Usagi himself has more of a minor role this issue, which suits him well. While he brings a sense of morality to the comic, it's apt that Kitsune is stealing the spotlight this month, trying to delegate Usagi to a supporting position in his own comic. Still, without Usagi's presence the story would have ended much differently (and almost certainly on a grim note) so it's just the right balance between the two characters.

There's also a good sense of humor here, from the over-acting of Kitsune and her new conspirators, to the end of the comic itself. Sakai's able to handle both silly and serious in the comic, and it's always a pleasure to see him mix the two moods into a single issue. After all, this is a comic where the three thugs are visually modeled (without being overly in your face) on the Three Stooges. It's a good reminder, without going to either extreme, of what you can expect with "Usagi Yojimbo."

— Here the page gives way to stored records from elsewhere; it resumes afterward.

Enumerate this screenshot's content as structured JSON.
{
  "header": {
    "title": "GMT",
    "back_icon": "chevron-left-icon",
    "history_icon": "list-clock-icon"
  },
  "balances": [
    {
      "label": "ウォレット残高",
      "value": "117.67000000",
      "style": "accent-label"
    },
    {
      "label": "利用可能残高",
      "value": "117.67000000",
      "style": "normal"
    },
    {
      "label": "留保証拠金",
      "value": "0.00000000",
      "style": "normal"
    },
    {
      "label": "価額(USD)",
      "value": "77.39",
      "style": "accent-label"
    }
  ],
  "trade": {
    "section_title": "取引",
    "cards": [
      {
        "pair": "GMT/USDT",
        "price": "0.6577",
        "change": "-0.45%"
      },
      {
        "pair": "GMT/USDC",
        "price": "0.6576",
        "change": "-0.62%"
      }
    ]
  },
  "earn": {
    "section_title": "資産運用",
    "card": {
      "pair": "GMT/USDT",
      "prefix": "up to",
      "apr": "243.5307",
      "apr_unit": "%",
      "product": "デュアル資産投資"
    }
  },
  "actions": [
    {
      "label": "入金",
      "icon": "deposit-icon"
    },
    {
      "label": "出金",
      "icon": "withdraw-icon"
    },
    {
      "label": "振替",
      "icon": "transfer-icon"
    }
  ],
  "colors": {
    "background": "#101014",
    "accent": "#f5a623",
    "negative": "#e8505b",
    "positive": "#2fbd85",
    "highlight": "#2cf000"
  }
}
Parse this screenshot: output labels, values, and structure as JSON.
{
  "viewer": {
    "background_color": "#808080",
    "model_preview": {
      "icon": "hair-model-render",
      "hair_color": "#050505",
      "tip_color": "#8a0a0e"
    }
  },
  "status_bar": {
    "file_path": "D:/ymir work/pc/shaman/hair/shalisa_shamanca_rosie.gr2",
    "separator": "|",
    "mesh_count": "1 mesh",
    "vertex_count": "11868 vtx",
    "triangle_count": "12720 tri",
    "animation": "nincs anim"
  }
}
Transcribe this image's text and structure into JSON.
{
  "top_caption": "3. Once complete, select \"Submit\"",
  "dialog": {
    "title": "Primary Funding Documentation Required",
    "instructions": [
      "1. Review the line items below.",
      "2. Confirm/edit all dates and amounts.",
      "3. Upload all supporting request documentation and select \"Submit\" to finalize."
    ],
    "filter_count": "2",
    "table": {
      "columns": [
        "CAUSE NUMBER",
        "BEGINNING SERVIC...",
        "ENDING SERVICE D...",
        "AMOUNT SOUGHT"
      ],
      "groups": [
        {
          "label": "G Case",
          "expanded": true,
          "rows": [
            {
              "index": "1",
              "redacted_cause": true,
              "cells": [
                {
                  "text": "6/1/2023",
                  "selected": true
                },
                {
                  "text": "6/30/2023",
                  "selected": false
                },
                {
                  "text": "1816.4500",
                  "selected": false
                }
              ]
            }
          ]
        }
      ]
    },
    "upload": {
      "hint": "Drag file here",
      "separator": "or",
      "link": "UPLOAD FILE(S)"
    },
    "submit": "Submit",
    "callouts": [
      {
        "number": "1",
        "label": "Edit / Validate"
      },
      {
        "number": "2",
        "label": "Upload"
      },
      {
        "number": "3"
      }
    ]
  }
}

My one complaint has nothing to do with the issue itself, but rather the distance between it and the last collection, which reprinted up through #109. It's becoming increasingly difficult for a new reader to catch up to the new issues, so to speak, and that seems like a bad business decision. Please, Dark Horse, maybe two collections for 2011? I suspect that would bridge enough of the gap that it wouldn't look so daunting. Still, no matter what, just so long as you keep publishing "Usagi Yojimbo" that's a good move in my book. As always, great stuff.